You’ve likely read success stories from individual farmers who use cover crops. It’s easy to find stories with tips about growing cover crops successfully. Farmers are willing to share information because they want those who haven’t tried covers yet to have a good experience. But is there proof that cover crops are catching on statewide?
MORE COVER CROPS: Conservation partners are finding more acres in cover crops when they conduct tillage surveys. However, there are still millions of acres not in cover crops.
The answer is yes, says Becky Fletcher, communications specialist with the Natural Resources Conservation Service. She recently reminded everyone that the Indiana Conservation Partnership does something not done in all states. Members work together to conduct transect studies to determine how many acres are in minimum-tillage and no-till systems. In recent years, they have also recorded the number of cover crops acres.
The partnership consists of NRCS, the Indiana State Department of Agriculture through the Division of Soil Conservation, soil and water conservation districts at local and state levels, Purdue University Extension, and the Farm Service Agency.
One of the NRCS specialists who works with the Indiana Conservation Partnership is Shannon Zezula, NRCS state resource conservationist. He notes that cover crops are definitely catching on with Indiana farmers. The latest transect study proves this.
Transect method
Zezula explains that a transect study is a drive-by study of an entire county conducted by conservation team members working together. The goal is to drive an area, usually a county, on a predetermined route, and check various fields at random. “It’s a statistically valid method that began in the 1990s,” he says.
Results of Indiana’s spring transect study in 2016 show Indiana farmers planted over 1.1 million acres of cover crops a year ago that were in place this spring. “That’s an increase of over 400% since 2011," Zezula says.

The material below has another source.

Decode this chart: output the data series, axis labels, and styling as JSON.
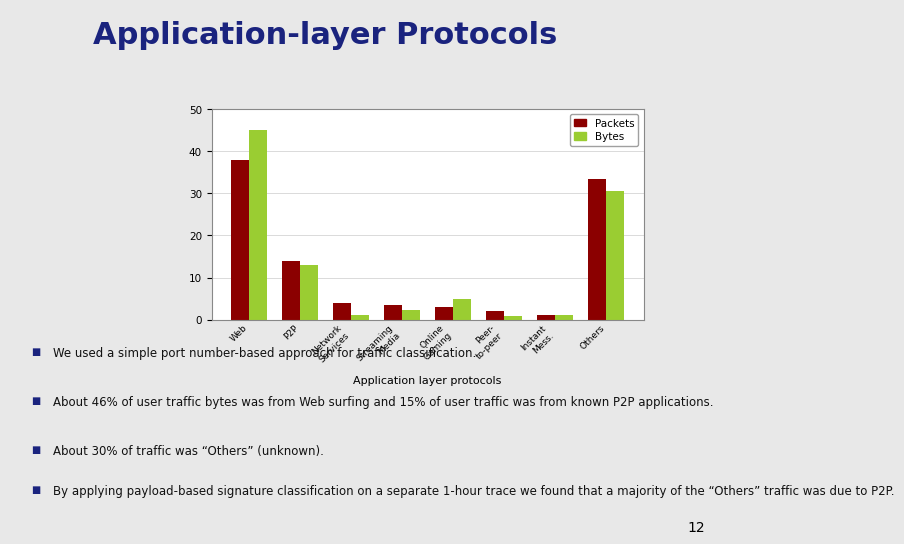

Hoosier farmers are definitely leading the nation in soil health management systems that include cover crops, he emphasizes.
Room for improvement
Despite the tremendous growth in cover crops, there is still plenty of room for expansion in cover crop use. According to ISDA’s Division of Soil Conservation website, still only about 10% of Indiana’s corn and soybean combined acreage was planted to a cover crop in the fall of 2015.
But that number was about 2% in 2011, and the growth is reason for excitement. If you’re someone who believes in cover crops, the 90% of corn and soybean acres that still isn't covered with cover crops each fall makes what military folks call a "target-rich environment." Translated, that means there are still many more acres that could be planted to cover crops in Indiana each fall. Read the transect data on cover crops.
No-till trends
The increase in cover crops is tied to how many farmers no-till and/or don’t disturb residue in the fall after harvest. The latest transect found that 34% of all statewide corn acres and residues were undisturbed last fall. That amounts to 1,621,000 acres.
The same study shows that 59% of soybean acres weren’t disturbed. That amounts to 2,841,600 acres.
The trend for combined no-till acres in Indiana increased sharply from 1990 to 2000, and while leveling out more recently, it increased again last year.